Then we will be able to exam /var/log/messages file you send.

Thank you for cooperation
Best Regards

csmcsm
04-10-06, 01:16
plese send me your email-address and i will sent you the reports

csmcsm
05-03-06, 03:46
Hello,

I think i have found out the Problem:

If is set an cpu limit for the hsphere-vps servers who are running on this server (all vps servers had an 10% cpu limit) the server crashes!
If i set the cpu-limit on all vps-servers to 0 (no limitation) all works fine!


any idears?

regards
Chris

yura
05-05-06, 08:08
Hello,

Thank you for reporting us the situation.
We will check the CPU limit issue and let you know results.
However all virtual servers on our test box are CPU hard limited and not crashed.

Best Regards

csmcsm
05-07-06, 16:29
hello,

now one of my servers crashed again :o(

it is maybe an problem if java runns inside the machine..

My server crashed as i worked on an java/tomcat webmail VPS-Server - and then the whole Hardware-machine crashes with the same errors.

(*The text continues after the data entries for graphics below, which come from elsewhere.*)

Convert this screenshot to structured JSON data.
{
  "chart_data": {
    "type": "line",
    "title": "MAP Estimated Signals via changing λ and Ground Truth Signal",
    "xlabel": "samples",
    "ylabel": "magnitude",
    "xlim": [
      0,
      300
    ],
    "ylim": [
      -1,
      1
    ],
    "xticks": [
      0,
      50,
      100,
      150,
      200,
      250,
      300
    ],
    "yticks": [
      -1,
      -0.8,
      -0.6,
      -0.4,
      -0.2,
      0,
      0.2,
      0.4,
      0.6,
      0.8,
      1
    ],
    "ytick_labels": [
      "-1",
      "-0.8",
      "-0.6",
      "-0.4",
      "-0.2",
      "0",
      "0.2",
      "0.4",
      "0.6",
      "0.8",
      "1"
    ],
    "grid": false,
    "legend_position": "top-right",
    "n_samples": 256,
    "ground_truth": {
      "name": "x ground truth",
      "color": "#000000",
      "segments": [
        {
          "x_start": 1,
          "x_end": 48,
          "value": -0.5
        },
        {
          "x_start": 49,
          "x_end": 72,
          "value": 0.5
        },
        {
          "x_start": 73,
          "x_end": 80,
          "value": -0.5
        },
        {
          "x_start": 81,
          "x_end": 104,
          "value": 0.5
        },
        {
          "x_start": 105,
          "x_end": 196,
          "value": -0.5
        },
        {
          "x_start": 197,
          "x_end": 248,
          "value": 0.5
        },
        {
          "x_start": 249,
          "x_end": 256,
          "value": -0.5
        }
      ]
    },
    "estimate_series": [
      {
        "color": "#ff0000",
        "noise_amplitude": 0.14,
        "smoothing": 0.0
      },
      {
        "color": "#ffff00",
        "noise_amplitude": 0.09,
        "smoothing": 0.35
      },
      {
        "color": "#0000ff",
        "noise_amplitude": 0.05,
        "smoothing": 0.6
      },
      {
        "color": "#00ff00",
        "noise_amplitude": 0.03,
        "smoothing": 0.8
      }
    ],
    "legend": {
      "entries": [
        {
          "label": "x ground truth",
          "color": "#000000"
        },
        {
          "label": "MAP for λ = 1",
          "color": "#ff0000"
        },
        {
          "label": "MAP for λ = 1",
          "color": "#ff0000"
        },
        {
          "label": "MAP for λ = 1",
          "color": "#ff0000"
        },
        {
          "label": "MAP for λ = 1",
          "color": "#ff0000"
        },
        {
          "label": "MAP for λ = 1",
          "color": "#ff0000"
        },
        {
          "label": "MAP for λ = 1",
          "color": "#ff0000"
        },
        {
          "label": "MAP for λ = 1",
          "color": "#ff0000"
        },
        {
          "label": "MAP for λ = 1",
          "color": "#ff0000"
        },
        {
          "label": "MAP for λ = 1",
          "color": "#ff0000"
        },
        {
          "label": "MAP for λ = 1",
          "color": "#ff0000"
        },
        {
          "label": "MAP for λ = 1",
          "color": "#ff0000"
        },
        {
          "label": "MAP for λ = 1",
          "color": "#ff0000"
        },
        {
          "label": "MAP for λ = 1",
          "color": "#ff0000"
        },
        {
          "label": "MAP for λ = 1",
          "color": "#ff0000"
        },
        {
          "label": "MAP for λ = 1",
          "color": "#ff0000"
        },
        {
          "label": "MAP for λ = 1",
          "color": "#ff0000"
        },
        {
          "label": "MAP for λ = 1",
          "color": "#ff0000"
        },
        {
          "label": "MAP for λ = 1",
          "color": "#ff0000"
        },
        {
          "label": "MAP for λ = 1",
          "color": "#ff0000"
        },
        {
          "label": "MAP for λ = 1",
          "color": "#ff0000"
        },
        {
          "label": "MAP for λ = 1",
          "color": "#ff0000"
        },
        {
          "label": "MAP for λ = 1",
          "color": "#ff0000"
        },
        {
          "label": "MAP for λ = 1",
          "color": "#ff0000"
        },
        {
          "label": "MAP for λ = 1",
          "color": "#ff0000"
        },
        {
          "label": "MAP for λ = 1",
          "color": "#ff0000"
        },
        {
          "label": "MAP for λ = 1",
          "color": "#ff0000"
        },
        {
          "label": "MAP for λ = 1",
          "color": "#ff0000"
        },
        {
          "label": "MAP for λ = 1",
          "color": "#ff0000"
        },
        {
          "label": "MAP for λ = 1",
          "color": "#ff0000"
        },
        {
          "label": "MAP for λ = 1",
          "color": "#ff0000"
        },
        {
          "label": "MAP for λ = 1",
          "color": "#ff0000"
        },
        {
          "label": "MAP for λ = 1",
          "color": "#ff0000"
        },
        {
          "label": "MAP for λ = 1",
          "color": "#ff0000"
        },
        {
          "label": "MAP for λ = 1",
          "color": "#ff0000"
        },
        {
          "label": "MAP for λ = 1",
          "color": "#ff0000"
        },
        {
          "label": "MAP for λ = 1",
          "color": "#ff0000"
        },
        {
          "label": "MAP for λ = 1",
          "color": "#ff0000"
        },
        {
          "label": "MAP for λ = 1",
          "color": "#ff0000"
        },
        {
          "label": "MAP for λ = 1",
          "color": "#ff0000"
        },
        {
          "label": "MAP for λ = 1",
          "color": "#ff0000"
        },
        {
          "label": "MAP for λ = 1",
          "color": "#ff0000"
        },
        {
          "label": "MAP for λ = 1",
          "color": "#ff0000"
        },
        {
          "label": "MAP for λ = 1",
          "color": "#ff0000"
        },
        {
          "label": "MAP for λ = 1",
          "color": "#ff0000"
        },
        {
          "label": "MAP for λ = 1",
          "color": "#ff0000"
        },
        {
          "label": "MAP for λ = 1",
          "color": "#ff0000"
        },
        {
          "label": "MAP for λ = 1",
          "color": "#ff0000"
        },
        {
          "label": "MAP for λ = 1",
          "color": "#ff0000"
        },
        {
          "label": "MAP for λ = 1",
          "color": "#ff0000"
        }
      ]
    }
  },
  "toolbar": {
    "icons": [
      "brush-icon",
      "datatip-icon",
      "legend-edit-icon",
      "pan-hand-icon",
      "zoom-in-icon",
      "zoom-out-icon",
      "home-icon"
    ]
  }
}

I NEED an fix! - i have about 5 complete different hardware-machines - and all of them crashes sometimes!!!

csmcsm
05-11-06, 04:28
hello,

now one of my servers crashed again - this was the slowes server (pIII 1GhZ) with 6 vps-servers on it - but i have NOT set any CPU Limit!!!!

regards
chris

yura
05-11-06, 05:28
Hello,

Please, configure netdump on your VPS hosts to log all crashes.

Read more about netdump configuration at:
http://forum.psoft.net/showthread.php?p=89359#post89359

We need more log information to investigate the problem.

Best regards